Anywaz... I am not expecting to blog for atleast a month from now (initally due the wedding and later of due to the Honeymoon (yeah yeah I am blushing as I write this.....)...

As I am about to enter this phase of life, I feel everything a gal can possibly feel ............and I am happy to report of an instant feeling of euphoria as I think of being Mrs. from Ms......

More updates later............as life progresses !!!

Thursday, April 06, 2006

Hate..........alien to me, yet there in me

So far my hate list consists of only one person –“R”. And whenever I think of R, I feel a blinding rage fill in me. As this alien emotion clouds me and my thoughts, I seem to be unable to remember anything good about this person.

I am not proud of this emotion, not at all indeed. For me it is very difficult to not like anyone.

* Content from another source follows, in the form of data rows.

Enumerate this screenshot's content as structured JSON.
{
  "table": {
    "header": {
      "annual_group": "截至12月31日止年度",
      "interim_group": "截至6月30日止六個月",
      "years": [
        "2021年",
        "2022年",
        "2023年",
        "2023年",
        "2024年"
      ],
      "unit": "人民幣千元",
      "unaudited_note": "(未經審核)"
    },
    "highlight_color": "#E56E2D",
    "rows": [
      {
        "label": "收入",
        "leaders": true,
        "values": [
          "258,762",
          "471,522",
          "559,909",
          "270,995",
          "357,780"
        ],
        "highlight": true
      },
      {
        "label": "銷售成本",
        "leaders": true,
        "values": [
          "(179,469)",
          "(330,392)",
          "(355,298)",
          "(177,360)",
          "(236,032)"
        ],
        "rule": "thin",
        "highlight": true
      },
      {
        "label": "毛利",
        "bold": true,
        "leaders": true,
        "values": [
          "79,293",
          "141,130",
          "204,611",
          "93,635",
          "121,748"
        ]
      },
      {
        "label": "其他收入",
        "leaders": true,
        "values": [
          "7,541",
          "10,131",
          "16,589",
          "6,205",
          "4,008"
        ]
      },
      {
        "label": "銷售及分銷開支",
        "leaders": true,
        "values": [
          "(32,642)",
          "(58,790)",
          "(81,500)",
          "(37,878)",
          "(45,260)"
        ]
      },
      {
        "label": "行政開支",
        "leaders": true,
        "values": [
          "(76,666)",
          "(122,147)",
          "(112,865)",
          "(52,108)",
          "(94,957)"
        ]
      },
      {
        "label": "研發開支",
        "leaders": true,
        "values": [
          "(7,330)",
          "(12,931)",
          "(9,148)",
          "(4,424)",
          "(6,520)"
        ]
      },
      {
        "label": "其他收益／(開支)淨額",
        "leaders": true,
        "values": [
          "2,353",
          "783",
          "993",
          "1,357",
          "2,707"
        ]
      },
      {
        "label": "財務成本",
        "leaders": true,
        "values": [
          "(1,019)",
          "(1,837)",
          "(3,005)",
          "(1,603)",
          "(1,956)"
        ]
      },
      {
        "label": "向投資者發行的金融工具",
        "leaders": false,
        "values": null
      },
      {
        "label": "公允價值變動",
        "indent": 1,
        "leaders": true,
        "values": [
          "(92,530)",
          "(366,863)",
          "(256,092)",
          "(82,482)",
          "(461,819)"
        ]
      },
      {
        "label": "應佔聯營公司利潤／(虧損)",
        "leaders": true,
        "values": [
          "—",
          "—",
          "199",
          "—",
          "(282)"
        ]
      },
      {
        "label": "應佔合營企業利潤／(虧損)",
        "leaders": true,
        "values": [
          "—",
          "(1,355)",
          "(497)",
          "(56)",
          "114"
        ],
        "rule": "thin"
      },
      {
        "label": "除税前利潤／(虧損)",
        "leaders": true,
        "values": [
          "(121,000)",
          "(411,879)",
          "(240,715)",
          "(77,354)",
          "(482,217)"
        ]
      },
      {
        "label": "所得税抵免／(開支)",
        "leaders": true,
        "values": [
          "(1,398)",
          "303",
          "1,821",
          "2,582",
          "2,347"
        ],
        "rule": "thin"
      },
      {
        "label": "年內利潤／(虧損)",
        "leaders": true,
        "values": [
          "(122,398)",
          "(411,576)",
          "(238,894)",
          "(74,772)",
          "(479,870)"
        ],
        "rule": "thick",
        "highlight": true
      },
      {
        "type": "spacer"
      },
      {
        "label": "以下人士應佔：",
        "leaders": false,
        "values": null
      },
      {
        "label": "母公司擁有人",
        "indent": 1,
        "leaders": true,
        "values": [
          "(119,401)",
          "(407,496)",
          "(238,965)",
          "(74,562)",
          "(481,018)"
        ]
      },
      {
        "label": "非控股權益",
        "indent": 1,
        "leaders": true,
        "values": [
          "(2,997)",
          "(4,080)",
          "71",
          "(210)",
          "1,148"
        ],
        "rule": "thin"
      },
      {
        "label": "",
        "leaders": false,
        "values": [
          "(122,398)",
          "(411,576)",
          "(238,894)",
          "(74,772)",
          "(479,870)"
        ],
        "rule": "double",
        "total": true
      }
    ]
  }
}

I am a kind of person who usually never has problems in letting go of ol’ smelly things and when I don’t like someone I find myself either not bothered, or eventually finding something I like in him/her.

It has been a long time since this “R” left my life (more than a year), I have taken no efforts to keep in touch with her (nor has she). However, today when all of sudden I saw her snap somewhere online, I found all the rage, pain and hatred resurfacing. May be HATE is a strong word for the feeling I harbor for her, but in my 24 years of life, never have I disliked anyone so much.

She said so many things which not only broke my heart, but I also hold her responsible for breaking a friendship which meant a lot to me. In my mind I like to call her “poison ivy” and for me she will always remain that!

I wish I had in me to forgive and forget, but somehow I find my self incapable of doing so……………Am I wrong to dislike someone so? Am I wrong to still hold on to my rage ? I dunno the answers to these questions of mine, but I do know for the first time in my life I find myself incapable of finding any good in a person and I am really ashamed of it!!